Тристан кивает на большую палатку с краю:
– Идем.
Он отдает свой косяк какой-то девчонке. У нее длинные волнистые темные волосы, а грудь так и выпирает из черного платья без рукавов. Она оглядывает меня с головы до ног и облизывает губы, как будто ей не терпится попробовать. «Потом, – думаю я, – когда отключусь и ничего не буду чувствовать». Но тут же в
– Скорее, – говорю я Тристану – душа ждет, ищет, требует одиночества. Прямо сейчас.
Он кивает, и я чуть ли не бегом тяну его в палатку. Мы тут же ныряем туда, как к себе домой. Да мы и так там свои. Мне там самое место.
В палатке какие-то засаленные, похоже, укуренные в хлам парни и одна девчонка с голой грудью сидит в углу и курит – вроде бы травку. Но по отсутствующему выражению ее лица я догадываюсь, что это что-то другое. Она в отключке. Испарилась вместе с дымом. Все, чем она была раньше, заперто на ключ в маленьком ящичке у нее в голове, и она сама, наверное, не помнит, как его открыть. Все, что вокруг, для нее уже не существует, и я тоже хочу туда, к ней, – не хочу больше ничего чувствовать, ничего того, что остается, когда все в жизни потеряно. Хочу уйти. Убежать. Хочу освободиться от этих проклятых цепей на руках, которыми сам себя сковал, а ключа от них давно нет.
На самом деле я хочу одного – умереть.
– Нам нужна доза, – говорит Тристан парню с конским хвостом на голове, сидящему посреди палатки в расстегнутой рубашке, без ботинок, и протягивает ему деньги, а я все смотрю на ту девчонку, смотрю, как она все дальше и дальше уходит от реальности, и меня тянет вслед за ней. Уйти. Уйти. Уйти.
Небытие.
Девчонка поворачивает голову в мою сторону, улыбается, но улыбка у нее пустая, и я ей завидую. Я хочу этого. Хочу.
Ничто.
Парень берет у Тристана деньги, забирает косяк у девчонки, и та бессильно заваливается набок, вытянув перед собой руки. Моргает глазами, в которых видны только огромные зрачки, остекленевшие, голые.
Пустота.
– Лучше тут нигде не найдешь, – говорит парень, протягивая косяк Тристану.
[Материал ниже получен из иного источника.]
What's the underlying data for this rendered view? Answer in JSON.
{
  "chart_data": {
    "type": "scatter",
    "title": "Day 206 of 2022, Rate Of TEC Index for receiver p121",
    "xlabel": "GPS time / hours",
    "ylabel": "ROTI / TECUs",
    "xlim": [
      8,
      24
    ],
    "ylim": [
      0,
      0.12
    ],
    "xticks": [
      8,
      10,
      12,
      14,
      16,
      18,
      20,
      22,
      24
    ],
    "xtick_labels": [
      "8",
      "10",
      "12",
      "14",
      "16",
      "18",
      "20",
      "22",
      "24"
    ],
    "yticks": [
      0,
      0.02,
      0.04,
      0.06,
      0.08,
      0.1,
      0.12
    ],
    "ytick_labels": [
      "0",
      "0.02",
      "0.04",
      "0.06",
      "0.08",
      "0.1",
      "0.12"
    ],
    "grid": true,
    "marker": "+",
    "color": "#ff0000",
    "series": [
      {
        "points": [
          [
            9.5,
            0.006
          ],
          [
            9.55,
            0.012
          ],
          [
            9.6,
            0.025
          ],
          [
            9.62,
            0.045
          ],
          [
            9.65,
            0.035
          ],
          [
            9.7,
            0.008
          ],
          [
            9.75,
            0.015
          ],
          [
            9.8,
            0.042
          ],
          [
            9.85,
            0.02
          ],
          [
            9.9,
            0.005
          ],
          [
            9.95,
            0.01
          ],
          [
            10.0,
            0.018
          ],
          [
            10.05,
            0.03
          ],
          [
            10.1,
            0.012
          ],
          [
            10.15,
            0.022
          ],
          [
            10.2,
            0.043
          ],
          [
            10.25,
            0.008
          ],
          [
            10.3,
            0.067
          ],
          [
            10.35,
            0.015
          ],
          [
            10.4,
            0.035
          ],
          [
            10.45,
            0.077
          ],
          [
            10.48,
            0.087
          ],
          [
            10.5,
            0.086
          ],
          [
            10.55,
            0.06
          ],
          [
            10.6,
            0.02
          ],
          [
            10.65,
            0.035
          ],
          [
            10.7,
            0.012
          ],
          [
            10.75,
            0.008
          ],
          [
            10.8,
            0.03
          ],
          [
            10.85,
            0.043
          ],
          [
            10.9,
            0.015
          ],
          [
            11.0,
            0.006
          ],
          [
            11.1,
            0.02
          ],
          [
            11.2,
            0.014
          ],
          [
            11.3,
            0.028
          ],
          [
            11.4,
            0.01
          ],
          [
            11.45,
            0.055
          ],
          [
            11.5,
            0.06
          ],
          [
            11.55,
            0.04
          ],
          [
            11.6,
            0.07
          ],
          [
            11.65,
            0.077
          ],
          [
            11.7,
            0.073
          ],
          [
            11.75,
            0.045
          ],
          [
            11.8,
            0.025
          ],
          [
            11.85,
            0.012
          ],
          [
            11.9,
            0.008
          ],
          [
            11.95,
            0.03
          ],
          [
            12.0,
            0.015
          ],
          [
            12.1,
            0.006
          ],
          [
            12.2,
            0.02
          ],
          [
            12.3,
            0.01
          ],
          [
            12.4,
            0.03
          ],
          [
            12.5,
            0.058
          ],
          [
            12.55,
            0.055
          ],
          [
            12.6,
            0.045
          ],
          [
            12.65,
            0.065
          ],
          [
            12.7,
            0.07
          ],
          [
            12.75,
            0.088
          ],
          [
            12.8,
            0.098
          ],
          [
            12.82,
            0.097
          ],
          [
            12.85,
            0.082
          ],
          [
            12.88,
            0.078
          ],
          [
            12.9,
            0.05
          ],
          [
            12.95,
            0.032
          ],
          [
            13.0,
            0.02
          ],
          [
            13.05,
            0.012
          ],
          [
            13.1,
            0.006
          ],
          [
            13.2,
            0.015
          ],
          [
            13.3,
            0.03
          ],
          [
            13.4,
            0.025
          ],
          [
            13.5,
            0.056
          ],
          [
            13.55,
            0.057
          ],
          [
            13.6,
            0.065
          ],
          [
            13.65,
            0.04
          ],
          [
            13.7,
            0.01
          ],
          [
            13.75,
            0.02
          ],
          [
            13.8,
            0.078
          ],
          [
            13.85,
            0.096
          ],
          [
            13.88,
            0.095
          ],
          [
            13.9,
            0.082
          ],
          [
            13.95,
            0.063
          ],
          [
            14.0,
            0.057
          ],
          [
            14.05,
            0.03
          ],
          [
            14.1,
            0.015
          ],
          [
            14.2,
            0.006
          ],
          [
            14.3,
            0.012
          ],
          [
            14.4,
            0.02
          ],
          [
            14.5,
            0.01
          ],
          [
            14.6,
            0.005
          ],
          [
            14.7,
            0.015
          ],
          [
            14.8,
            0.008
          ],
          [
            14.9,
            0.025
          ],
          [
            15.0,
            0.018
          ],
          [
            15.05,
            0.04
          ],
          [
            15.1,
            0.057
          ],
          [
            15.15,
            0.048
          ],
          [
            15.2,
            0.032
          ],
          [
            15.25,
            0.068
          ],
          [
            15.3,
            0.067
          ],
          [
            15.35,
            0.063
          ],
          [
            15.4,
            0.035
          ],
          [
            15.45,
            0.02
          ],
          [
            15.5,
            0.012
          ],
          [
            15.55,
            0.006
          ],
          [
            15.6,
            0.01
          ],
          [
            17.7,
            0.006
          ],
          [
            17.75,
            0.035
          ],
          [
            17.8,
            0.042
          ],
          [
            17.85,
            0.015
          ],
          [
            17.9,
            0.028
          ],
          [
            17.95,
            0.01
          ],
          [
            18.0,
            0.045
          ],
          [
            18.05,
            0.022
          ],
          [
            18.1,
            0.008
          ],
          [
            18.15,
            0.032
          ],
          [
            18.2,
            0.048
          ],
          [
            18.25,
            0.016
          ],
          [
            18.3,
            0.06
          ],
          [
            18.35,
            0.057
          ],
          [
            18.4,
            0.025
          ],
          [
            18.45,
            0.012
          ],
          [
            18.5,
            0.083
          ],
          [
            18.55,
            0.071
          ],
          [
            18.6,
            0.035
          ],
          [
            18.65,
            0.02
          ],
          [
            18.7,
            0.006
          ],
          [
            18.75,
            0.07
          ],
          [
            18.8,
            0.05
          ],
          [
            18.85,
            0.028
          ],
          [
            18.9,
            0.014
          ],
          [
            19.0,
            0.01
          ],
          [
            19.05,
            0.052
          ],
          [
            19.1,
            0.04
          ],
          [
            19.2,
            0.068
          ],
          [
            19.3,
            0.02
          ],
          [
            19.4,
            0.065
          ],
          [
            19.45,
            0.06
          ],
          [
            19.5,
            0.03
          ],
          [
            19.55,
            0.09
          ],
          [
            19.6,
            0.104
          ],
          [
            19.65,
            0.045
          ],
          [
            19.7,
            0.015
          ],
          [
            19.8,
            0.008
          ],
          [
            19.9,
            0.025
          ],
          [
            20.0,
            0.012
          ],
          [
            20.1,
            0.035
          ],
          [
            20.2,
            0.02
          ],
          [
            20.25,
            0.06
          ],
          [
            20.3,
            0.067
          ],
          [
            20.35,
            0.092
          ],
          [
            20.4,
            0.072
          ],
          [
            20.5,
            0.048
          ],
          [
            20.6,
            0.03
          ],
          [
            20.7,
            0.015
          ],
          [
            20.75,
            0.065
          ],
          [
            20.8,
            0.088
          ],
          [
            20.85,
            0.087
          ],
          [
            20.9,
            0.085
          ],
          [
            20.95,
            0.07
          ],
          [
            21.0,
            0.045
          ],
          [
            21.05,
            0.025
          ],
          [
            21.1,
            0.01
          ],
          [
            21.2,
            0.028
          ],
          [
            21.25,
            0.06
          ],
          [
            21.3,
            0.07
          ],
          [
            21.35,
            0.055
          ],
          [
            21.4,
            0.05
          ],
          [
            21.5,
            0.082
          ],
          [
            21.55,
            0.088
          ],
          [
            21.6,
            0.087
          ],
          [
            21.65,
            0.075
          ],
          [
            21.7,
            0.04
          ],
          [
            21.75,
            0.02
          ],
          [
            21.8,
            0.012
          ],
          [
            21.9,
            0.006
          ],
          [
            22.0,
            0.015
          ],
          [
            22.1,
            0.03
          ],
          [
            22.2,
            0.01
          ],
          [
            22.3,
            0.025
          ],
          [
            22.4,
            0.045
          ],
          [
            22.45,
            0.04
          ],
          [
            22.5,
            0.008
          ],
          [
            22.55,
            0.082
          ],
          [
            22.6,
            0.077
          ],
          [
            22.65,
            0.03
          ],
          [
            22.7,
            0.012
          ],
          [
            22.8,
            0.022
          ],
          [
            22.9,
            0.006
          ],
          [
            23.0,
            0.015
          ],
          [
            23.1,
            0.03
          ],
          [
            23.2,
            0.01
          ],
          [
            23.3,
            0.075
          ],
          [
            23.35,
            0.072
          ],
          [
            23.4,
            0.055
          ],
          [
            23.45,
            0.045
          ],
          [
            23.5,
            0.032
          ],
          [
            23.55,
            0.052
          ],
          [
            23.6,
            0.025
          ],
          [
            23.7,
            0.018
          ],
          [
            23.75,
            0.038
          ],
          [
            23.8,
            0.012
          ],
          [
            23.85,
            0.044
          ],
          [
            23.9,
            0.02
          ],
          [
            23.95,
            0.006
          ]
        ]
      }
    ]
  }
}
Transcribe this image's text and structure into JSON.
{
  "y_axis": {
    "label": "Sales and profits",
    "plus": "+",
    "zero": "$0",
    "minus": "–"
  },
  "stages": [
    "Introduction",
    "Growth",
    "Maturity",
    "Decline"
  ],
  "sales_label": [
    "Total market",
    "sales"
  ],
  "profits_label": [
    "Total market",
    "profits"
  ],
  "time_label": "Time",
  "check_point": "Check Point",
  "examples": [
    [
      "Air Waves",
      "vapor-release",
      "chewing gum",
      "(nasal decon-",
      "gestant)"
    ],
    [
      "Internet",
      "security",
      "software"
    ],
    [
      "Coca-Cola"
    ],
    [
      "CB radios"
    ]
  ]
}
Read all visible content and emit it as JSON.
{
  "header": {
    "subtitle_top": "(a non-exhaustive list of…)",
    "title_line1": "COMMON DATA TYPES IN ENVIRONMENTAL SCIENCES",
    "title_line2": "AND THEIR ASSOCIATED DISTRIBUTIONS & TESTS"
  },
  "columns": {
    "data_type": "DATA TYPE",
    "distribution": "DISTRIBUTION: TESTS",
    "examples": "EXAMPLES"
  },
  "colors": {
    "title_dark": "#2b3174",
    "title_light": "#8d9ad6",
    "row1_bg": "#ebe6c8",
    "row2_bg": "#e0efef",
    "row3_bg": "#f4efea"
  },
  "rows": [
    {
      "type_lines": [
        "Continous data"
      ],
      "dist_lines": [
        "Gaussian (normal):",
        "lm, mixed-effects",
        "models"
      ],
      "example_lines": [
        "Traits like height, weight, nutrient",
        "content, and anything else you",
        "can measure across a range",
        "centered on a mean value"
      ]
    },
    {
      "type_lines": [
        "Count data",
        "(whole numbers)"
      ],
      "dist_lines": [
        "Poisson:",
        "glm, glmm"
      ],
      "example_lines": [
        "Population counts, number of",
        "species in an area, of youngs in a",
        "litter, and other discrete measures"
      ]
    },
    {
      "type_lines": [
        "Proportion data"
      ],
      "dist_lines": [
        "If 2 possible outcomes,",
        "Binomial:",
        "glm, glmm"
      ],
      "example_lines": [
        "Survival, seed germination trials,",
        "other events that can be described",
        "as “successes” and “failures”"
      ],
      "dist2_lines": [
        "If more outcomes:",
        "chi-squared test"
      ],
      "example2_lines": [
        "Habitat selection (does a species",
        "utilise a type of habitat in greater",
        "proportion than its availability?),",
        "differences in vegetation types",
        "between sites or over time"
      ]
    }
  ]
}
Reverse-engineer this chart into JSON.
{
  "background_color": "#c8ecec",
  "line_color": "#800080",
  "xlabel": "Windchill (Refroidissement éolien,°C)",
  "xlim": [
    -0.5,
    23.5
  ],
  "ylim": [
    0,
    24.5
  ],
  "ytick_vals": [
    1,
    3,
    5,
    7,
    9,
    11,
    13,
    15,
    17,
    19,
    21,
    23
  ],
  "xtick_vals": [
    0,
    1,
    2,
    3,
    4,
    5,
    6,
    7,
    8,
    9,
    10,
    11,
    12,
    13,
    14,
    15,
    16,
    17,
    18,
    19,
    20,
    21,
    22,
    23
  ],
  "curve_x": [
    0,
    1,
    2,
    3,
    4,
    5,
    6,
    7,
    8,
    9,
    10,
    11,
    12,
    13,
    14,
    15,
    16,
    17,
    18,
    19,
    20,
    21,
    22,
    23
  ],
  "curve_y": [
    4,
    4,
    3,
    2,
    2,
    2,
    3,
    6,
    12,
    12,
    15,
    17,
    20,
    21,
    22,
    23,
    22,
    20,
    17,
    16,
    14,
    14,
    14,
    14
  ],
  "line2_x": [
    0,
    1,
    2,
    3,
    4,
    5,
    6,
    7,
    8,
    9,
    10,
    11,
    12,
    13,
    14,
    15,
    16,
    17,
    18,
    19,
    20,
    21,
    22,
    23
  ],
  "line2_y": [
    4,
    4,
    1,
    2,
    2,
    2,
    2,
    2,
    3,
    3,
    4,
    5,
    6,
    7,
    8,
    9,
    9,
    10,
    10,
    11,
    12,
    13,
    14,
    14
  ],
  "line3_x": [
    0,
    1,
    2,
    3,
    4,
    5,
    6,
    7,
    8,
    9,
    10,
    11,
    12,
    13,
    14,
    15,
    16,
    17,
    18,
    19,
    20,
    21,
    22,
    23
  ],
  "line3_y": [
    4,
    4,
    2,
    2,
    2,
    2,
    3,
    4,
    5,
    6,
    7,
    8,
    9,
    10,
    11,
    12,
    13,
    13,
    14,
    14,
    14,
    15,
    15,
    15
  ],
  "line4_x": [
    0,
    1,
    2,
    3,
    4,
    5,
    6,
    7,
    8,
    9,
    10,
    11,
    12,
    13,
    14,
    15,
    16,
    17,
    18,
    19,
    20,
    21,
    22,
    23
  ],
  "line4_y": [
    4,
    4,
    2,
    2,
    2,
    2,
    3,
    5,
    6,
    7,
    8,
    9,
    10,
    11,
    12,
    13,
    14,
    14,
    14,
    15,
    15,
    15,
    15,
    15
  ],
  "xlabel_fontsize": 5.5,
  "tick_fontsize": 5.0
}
Как будто не все равно, как будто иначе мы заберем деньги и пойдем еще куда-нибудь.
Тристан кивает и подносит косяк к губам. Делает долгую затяжку, зрачки у него сразу же расширяются во все глаза, дыхание становится тише, он расслабленно приваливается к стенке палатки и передает косяк мне. Я не даю себе времени на раздумья – они ведут туда, где мне уже нечего делать. Мое место здесь.
Руки у меня неудержимо трясутся, когда я подношу косяк ко рту и затягиваюсь. Вокруг все лежат на полу, кто-то подергивает руками, кто-то вообще не двигается. Дым заполняет мне легкие, растворяется в них, высасывает из меня все, что во мне есть хорошего, и внезапно все останавливается.
Умирает.
Глава 20
27 июля, семьдесят третий день летних каникул
Утром я просыпаюсь с жестокой головной болью, опухшими глазами и щеками, и невыносимая тоска по дому сосет под ложечкой. Не только по маме, но и по отцу. Он был бы так разочарован, если бы увидел меня сейчас, и, честно говоря, мне самой делается немного стыдно за себя. Ничто здесь меня не радует, даже музыка за стеной палатки, и люди, с которыми я сюда приехала, тоже не радуют.